The only thing that seems to work is to have a validation criteria (eg. a test suite) that the LLM can use to do a guided random walk towards a solution where the edges and nodes align to satisfy the criteria. This can be useful if what you are doing doesn't really matter, like in the case of all the pet projects and tools people share. But it does matter if your program assumes responsibility somewhere, like if you're handling user data. This idea of guardrail-style programming has been around for a while, but nobody drives by bouncing off the guardrails to get to their destination, because it's much more efficient to encode what a program should do instead of what it shouldn't, which is the case with this type of mega-test-driven-development. Is it more efficient to tell someone where not to go when giving directions as opposed to telling them how to get there?

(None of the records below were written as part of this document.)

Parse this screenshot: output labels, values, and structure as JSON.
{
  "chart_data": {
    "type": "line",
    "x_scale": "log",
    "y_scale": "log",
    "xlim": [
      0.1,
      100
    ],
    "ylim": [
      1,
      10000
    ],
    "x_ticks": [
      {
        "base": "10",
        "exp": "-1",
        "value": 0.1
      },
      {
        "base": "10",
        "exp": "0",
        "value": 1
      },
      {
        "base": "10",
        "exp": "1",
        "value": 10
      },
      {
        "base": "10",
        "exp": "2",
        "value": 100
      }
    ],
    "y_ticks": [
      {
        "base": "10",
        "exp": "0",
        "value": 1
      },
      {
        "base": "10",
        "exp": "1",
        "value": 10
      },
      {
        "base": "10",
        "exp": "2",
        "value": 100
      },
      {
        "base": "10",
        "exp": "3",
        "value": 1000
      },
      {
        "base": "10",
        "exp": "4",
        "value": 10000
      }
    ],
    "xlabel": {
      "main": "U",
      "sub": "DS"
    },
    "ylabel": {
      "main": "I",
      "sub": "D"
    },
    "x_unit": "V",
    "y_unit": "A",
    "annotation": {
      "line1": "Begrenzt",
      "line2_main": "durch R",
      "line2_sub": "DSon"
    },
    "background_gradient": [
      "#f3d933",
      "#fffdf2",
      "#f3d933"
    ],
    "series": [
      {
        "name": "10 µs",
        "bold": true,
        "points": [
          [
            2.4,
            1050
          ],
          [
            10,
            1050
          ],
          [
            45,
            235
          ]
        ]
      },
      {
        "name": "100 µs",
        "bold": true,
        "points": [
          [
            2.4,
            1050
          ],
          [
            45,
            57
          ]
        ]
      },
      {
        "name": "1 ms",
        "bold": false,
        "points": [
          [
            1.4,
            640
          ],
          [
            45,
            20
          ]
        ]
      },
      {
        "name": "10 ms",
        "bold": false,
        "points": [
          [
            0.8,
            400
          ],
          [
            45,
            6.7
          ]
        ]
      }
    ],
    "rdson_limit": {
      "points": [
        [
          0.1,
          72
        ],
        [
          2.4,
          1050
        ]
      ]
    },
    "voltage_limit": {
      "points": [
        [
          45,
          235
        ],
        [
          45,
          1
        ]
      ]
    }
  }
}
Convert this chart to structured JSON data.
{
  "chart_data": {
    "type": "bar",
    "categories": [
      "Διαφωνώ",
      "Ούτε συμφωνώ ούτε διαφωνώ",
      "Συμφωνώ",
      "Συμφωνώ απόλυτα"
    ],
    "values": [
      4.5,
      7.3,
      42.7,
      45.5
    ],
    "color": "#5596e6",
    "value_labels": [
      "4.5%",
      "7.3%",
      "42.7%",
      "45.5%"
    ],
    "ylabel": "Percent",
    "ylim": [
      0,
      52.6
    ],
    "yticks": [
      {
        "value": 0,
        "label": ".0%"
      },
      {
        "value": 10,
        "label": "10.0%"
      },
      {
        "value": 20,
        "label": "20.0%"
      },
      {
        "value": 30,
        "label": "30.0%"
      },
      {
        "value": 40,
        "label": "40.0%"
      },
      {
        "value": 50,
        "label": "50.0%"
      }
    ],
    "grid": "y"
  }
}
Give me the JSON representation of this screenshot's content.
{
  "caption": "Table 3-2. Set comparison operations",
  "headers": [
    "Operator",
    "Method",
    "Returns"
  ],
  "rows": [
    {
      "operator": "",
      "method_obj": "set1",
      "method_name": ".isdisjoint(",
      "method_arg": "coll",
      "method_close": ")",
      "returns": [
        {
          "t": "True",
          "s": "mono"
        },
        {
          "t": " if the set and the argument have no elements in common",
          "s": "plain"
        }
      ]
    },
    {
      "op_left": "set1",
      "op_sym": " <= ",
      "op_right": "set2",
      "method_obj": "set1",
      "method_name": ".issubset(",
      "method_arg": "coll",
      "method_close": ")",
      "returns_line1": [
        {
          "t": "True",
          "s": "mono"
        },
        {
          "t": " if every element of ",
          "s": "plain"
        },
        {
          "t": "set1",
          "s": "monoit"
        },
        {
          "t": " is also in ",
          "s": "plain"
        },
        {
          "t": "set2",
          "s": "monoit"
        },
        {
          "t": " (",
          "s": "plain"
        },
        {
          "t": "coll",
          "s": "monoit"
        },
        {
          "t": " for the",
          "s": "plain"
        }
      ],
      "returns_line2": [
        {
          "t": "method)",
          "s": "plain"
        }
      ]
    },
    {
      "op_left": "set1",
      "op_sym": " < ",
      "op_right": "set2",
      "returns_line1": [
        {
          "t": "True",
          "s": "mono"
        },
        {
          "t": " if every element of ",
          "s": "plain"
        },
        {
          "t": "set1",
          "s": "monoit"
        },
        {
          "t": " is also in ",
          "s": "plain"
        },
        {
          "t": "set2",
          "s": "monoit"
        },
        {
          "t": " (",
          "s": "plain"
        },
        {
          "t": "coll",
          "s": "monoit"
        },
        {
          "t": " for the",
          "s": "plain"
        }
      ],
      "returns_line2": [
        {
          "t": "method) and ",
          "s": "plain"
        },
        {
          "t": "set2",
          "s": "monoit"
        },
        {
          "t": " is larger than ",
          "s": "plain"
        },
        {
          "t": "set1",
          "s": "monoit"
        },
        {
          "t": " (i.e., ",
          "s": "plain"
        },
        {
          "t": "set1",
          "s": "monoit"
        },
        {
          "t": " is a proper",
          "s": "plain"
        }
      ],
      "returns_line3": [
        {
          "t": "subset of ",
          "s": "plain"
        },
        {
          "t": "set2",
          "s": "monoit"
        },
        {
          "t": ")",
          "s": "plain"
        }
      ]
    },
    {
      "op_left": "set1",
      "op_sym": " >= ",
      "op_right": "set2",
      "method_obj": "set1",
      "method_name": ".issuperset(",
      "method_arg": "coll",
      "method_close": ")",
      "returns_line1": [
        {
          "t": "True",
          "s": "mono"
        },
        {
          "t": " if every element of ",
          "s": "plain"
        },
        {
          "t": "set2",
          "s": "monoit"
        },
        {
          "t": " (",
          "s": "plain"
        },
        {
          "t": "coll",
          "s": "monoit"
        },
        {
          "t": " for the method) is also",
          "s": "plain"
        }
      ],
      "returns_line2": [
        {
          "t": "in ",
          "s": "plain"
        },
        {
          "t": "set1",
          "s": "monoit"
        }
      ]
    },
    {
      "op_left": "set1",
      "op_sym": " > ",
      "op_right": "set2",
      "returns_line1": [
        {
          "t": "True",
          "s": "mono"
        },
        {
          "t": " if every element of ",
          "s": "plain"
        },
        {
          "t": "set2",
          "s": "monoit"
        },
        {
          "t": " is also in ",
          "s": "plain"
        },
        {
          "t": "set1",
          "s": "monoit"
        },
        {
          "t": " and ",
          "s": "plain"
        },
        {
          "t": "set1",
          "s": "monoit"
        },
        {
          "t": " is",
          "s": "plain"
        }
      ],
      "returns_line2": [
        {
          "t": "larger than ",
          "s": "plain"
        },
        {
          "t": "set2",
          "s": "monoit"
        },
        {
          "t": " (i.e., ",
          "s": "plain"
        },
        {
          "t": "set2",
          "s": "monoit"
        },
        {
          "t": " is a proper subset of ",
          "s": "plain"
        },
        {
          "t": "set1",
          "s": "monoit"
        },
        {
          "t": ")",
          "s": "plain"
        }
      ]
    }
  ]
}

Take the Cloudflare Next.js experiment for example - their version passed all the Next.js tests but still had issues because the test suite didn't even come close to encoding how the system works.
So no, you still need to care about maintainability. You don't need to obsess over code aesthetics or design patterns or whatever, but you never needed to do that. In fact, more than ever programmers need to be concerned with the edges of their software and how they can guide the LLM's to generate the nodes (code) while maintaining the invariants of the edges.
Similarly to your directions analogy, I’ve been using the the analogy id trying to ensure that a 1000 restaurant franchise produces the exact same peanut butter sandwich for ever customer.
It’s much easier to figure out the primitives that your employees understand and then use those primitives to describe exactly how to build a sandwich than it is to write a massive specification that describes what they should produce and just let them figure it out.